И этот бег Отава мог бы отличить из тысячи и миллиона, хотя перед этим никогда его не видел и не слышал. Это бежала она, никто другой. Та самая художница Таисия, из-за которой, собственно, он только что в кафе поссорился с курортниками. Там был какой-то поэт Дима, инженер и врач.

Год 992

БОЛЬШОЕ СОЛНЦЕСТОЯНИЕ. ПУЩА

В тот день, когда он пришел на свет, повсюду лежали девственно белые снега, и солнце ярко горело над ними — огромное низкое солнце над приднепровскими пущами, и таилась тишина в полях и лесах, и небо было чистое и красивое, как глаза его матери. Видел ли он эти глаза и небо в них и слышал ли ту первую тишину своей жизни? Мать родила его среди молчаливых снегов, и он поспешил подать голос. Старый дед-мороз люто ударил ему в губы, силясь угомонить первый крик новорожденного, но добрые боги велели морозу идти прочь, и первый крик прозвучал так, как и надлежало, пронзительно, неудержимо, радостно: «Живу!»

Но память жизни дается человеку не с первым его криком, а потом, она возникает в тебе, будто сотрясение, будто взрыв, и свое бытие на земле ты исчисляешь с того момента.

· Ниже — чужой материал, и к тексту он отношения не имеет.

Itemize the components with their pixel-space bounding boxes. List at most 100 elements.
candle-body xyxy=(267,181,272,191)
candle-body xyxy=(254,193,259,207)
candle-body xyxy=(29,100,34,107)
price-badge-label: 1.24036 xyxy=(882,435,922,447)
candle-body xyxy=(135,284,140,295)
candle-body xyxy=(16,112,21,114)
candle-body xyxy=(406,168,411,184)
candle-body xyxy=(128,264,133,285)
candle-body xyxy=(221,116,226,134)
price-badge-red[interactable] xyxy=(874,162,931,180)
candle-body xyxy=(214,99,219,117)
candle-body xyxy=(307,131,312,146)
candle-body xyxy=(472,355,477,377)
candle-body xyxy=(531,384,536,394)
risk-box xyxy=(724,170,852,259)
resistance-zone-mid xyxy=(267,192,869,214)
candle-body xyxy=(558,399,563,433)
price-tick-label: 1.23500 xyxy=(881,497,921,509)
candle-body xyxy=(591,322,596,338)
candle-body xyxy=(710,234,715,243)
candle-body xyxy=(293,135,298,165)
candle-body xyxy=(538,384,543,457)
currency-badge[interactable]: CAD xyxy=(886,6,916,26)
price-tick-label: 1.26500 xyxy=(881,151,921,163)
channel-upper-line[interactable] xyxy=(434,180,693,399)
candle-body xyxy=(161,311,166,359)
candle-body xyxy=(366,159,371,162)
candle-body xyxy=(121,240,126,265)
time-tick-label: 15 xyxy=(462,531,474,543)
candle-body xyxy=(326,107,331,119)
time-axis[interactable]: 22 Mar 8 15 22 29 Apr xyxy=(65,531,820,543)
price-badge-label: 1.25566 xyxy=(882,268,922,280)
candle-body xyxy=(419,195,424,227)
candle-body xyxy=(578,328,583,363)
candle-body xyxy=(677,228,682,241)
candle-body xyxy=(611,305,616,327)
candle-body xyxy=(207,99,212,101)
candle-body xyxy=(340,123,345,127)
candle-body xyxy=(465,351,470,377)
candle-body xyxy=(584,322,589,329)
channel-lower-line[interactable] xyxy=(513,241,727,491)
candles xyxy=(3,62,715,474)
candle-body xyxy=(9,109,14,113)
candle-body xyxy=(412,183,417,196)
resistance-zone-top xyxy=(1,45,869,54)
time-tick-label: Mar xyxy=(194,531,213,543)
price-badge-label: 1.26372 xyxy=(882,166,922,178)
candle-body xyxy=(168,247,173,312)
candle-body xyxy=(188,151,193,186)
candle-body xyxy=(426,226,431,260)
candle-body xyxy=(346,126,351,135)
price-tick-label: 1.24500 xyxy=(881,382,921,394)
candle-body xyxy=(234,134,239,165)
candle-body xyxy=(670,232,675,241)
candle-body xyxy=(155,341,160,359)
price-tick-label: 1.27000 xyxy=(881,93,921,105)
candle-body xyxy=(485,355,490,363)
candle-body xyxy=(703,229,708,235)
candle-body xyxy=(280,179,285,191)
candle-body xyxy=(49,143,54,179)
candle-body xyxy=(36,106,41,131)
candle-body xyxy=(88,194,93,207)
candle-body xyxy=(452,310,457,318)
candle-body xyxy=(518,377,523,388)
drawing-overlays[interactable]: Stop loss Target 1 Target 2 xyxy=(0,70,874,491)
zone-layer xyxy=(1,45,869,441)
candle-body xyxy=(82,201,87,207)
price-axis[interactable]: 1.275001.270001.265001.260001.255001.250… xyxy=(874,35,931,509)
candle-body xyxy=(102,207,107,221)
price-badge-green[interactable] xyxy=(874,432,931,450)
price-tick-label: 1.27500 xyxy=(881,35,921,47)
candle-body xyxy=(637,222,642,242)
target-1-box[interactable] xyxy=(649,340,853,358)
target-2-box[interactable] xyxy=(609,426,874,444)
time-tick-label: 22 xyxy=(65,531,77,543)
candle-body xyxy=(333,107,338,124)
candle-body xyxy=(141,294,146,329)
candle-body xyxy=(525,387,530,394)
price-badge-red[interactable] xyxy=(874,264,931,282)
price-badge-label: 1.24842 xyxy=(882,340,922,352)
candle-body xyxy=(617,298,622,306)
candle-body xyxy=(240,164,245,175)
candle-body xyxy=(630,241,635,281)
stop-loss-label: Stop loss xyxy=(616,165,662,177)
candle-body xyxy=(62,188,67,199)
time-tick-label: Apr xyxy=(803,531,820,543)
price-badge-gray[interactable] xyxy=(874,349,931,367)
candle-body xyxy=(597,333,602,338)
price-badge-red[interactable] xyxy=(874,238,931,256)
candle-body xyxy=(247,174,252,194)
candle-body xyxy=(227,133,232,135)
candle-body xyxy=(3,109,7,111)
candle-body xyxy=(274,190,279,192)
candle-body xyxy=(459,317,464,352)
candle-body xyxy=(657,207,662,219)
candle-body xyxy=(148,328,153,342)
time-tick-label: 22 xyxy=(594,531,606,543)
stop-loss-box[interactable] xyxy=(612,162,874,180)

Для него мир начался тьмой. Глухая чернота заливала все вокруг, и он барахтался на самом дне ее, в какой-то тяжкой тине, и плакал отчаянно и безнадежно. Был он посреди бесконечной, ужасающе чужой дороги, сплошь погруженной в темноту. Ничего не знал и не видел. Ноги сами угадывали направление, ноги несли его дальше и дальше по дороге, глубже и глубже в темноту, и ему становилось все страшнее и страшнее, и он плакал горько-прегорько. Тьма затягивала его в себя, поглощала его, и он послушно шел в нее, вездесущую, и только и умел, что плакать.

Так и пронесет воспоминания об этом через всю свою жизнь. Он это был или только приснилось?

Потом был дед Родим. Собственно, и не сам дед, а его руки, две бесконечно широкие теплые лопаты, которые извлекли младенца из черноты безнадежной дороги, а потом как-то странно прикасались к голове мальчика, к жестким, будто на спине волчонка, волосам, и от этого непривычного прикосновения плач перешел во всхлипывание, а потом и вовсе затих и прекратился.